Mit einem Rückblick auf Hodler und Munch

Todesbilder in der zeitgenössischen Kunst

23. April - 5. Juni 1983

Ferdinand Hodler, Die sterbende Valentine Godé-Darel, 1915

Ben D’Armagnac, Joseph Beuys, Günter Brus, Jochen Gerz, Hetum Gruber, Ferdinand Hodler, Alfred Hrdlicka, Werner Knaupp, Edvard Munch, Arnulf Rainer, Ulrique Rosenbach, Rudolf Schwarzkogler

Mit einem der Hauptmotive der Kunst überhaupt, nämlich dem Tod, beschäftigt sich eine Gruppenausstellung, die Uwe M. Schneede in Zusammenarbeit mit dem Vereinsvorsitzenden Günther Gercken entwickelt hat. Neben zwei historischen Positionen, Grafiken und Zeichnungen von Edvard Munch und Ferdinand Hodler, zeigt die Ausstellung Arbeiten von insgesamt 10 zeitgenössischen Künstlern.

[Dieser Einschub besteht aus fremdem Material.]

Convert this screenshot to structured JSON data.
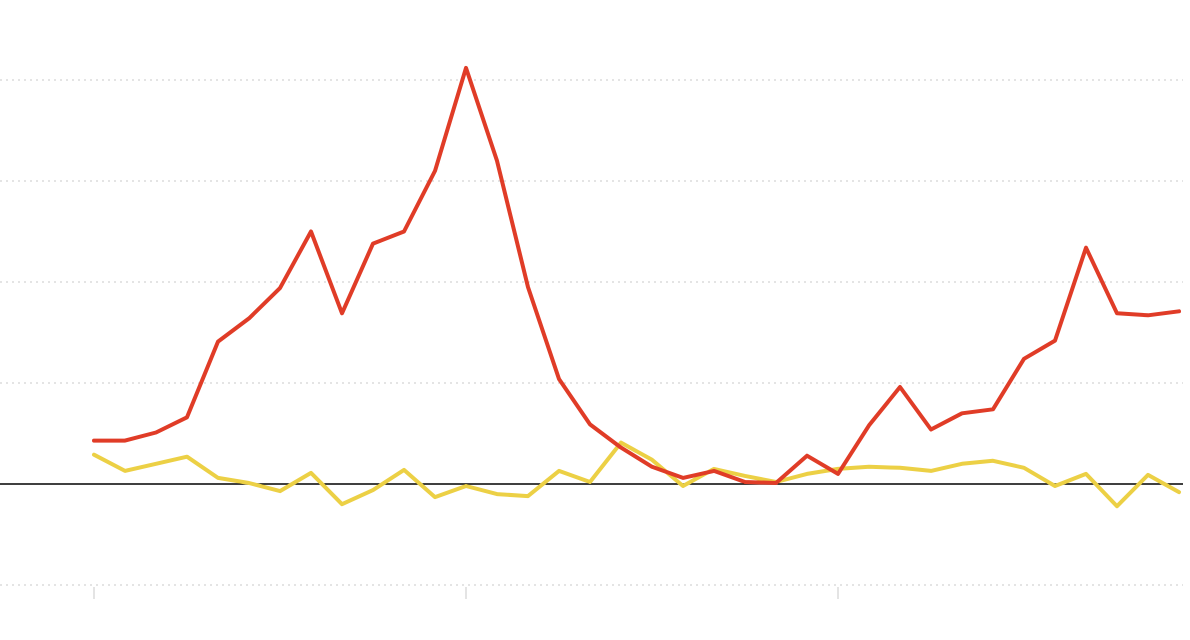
{
  "chart_data": {
    "type": "line",
    "title": "",
    "xlabel": "",
    "ylabel": "",
    "x": [
      0,
      1,
      2,
      3,
      4,
      5,
      6,
      7,
      8,
      9,
      10,
      11,
      12,
      13,
      14,
      15,
      16,
      17,
      18,
      19,
      20,
      21,
      22,
      23,
      24,
      25,
      26,
      27,
      28,
      29,
      30,
      31,
      32,
      33,
      34,
      35
    ],
    "ylim": [
      -1,
      4.2
    ],
    "yticks": [
      -1,
      0,
      1,
      2,
      3,
      4
    ],
    "xticks": [
      0,
      12,
      24
    ],
    "grid": true,
    "baseline_at_zero": true,
    "series": [
      {
        "color": "#e03c27",
        "values": [
          0.43,
          0.43,
          0.51,
          0.66,
          1.41,
          1.64,
          1.94,
          2.5,
          1.69,
          2.38,
          2.5,
          3.1,
          4.12,
          3.2,
          1.95,
          1.04,
          0.59,
          0.36,
          0.17,
          0.06,
          0.13,
          0.02,
          0.01,
          0.28,
          0.1,
          0.58,
          0.96,
          0.54,
          0.7,
          0.74,
          1.24,
          1.42,
          2.34,
          1.69,
          1.67,
          1.71
        ]
      },
      {
        "color": "#ecd045",
        "values": [
          0.29,
          0.13,
          0.2,
          0.27,
          0.06,
          0.01,
          -0.07,
          0.11,
          -0.2,
          -0.06,
          0.14,
          -0.13,
          -0.02,
          -0.1,
          -0.12,
          0.13,
          0.02,
          0.41,
          0.24,
          -0.02,
          0.15,
          0.08,
          0.02,
          0.1,
          0.15,
          0.17,
          0.16,
          0.13,
          0.2,
          0.23,
          0.16,
          -0.02,
          0.1,
          -0.22,
          0.09,
          -0.08
        ]
      }
    ]
  }
}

Joseph Beuys baute eigenhändig sein Environment "zeige deine Wunde" aus zwei Pathologieliegen und anderen Objekten auf, Arnulf Reiner zeigte übermalte Fotografien von Todesmasken, Günter Brus erläutert in comichaften Zeichnungen, dass das Leben allein das Vorspiel zum Tode ist, Ulrike Rosenbach gedenkt mit ihrer Installation "Denkmal für eine Verzweifelte" ihrer durch Suizid gestorbenen Mutter, in dem sie neben übergroßen Kränzen ein Video zeigt, das ein Gespräch zwischen ihr und ihrer Großmutter, der Mutter der Verstorbenen, zeigt.

Die in der Presse durchweg als sehr gelungene Ausstellung bewertete Ausstellung wurde später in der Städtischen Galerie im Lehnbachhaus, München, gezeigt.